In the aftermath of the FTX demise, Bitcoin’s price fell to a 2-year low of $15,000, the exchange’s native token was becoming essentially worthless, and stablecoins across the market fell off the peg. I have a hard time maintaining it.
But the collapse of Sam Bankman-Fried’s empire isn’t over yet. Contagion and secondary effects are yet to be felt and could push the market further into the red.
But what caused the fallout that could have set the crypto industry years ago?
An in-depth analysis of on-chain data by CryptoSlate has revealed the relationship between FTX and Alameda and how the two companies siphoned each other using Binance as an unsuspecting middleman.
Alameda and FTX — two sides of the same coin
Understanding the scope of Alameda and FTX’s relationship requires a deep dive into the token flows of both companies.
The majority of their holdings are in various stablecoins and altcoins, and releasing Bitcoin (BTC) and Ethereum (ETH) from the data makes the two trading methods more clear.

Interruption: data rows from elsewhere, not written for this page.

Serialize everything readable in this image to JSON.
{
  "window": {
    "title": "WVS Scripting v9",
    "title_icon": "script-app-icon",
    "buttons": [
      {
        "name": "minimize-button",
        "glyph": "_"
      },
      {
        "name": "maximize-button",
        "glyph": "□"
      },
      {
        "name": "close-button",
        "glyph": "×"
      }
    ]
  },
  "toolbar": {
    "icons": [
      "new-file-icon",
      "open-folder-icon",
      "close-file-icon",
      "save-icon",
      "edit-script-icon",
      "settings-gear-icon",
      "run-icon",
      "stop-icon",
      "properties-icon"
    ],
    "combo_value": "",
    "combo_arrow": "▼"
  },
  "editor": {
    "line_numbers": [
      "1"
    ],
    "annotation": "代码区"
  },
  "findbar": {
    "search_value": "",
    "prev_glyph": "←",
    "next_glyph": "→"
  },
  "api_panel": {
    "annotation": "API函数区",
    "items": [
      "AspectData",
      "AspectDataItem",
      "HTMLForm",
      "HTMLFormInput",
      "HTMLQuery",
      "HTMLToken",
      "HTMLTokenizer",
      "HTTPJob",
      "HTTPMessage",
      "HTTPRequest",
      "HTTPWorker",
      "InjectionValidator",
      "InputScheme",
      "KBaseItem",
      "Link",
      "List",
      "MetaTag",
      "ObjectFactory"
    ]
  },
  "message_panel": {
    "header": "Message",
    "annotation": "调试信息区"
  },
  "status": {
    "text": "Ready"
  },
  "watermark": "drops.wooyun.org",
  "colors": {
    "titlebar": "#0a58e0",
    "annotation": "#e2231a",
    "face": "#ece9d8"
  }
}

Over the past year, over 90% of tokens from wallets associated with Alameda ended up on FTX, according to data analyzed by CryptoSlate. Around 9% of all outflows from Alameda ended up on Binance.
Alameda’s dominance becomes clear when looking at the influx into FTX. Between November 2021 and November 2022, $49 billion worth of various tokens were transferred from Alameda to his FTX. Inflows are increasing month by month and at the end of September 2022 he saw a vertical jump when over $4.2 billion in tokens were sent to his FTX.
Cryptocurrency analytics firm Arkham Intelligence confirmed the inflow in its own report. The company’s scanners show that about $4 billion worth of his FTT is flowing into exchanges.
And while most of the money that went out of Alameda ended up going to FTX, the majority of the money that went back to the trading firm appears to have come from Binance. Altcoins and stablecoins have flowed into Alameda. Of the $25 billion, $7.1 billion came from his FTX wallet and over $15.5 billion from his Binance wallet.
The inflow from Binance and FTX Dwarf is the inflow from other exchanges as shown in the graph below.
Alameda, FTX and Binance’s trio of wins is even more evident when looking at the outflow from FTX. Since November last year, the outflow from the exchange has been fairly evenly distributed between Binance and Alameda. glass node According to data analyzed by CryptoSlate, around 38% of token outflows from FTX went to Alameda and 36% to Binance wallets. Only 26% of the funds leaving FTX ended up in wallets associated with other companies or exchanges.
finger pointed at the broker
A closer look at the wallets associated with Alameda shows that the company maintained a healthy balance of baskets of different tokens throughout 2021. On average, the company held about $200 million worth of his USDT, USDT, DAI, HUSD, ETH, and WBTC. It is considered a guarantee of high quality.
November’s bull market pushed Alameda’s balance to the ceiling, reaching $1.2 billion in January 2022.
Luna’s collapse in May of this year caused a major dent in Alameda’s balance. Since then, the company has been unable to recover and has seen its balances continue to decline as we enter the fourth quarter.
It is unclear what caused Alameda’s balance to decrease. The industry is ripe with rumors that the company is panicking by selling its reserves to cover the losses it suffered after Luna’s collapse.
For those who don’t believe this was a panic sell, note that Alameda could have sold the reserves to get the funds back into FTX. The company’s current balance sheet problems also make a sale for profit very unlikely.
Further research is needed to understand the full extent of the crisis caused by the Alameda-FTX deal. However, the data analyzed so far points to an undeniable bond between Alameda and FTX. The two bonded through Binance. Binance may have used it as an unsuspecting intermediary for a year on the run.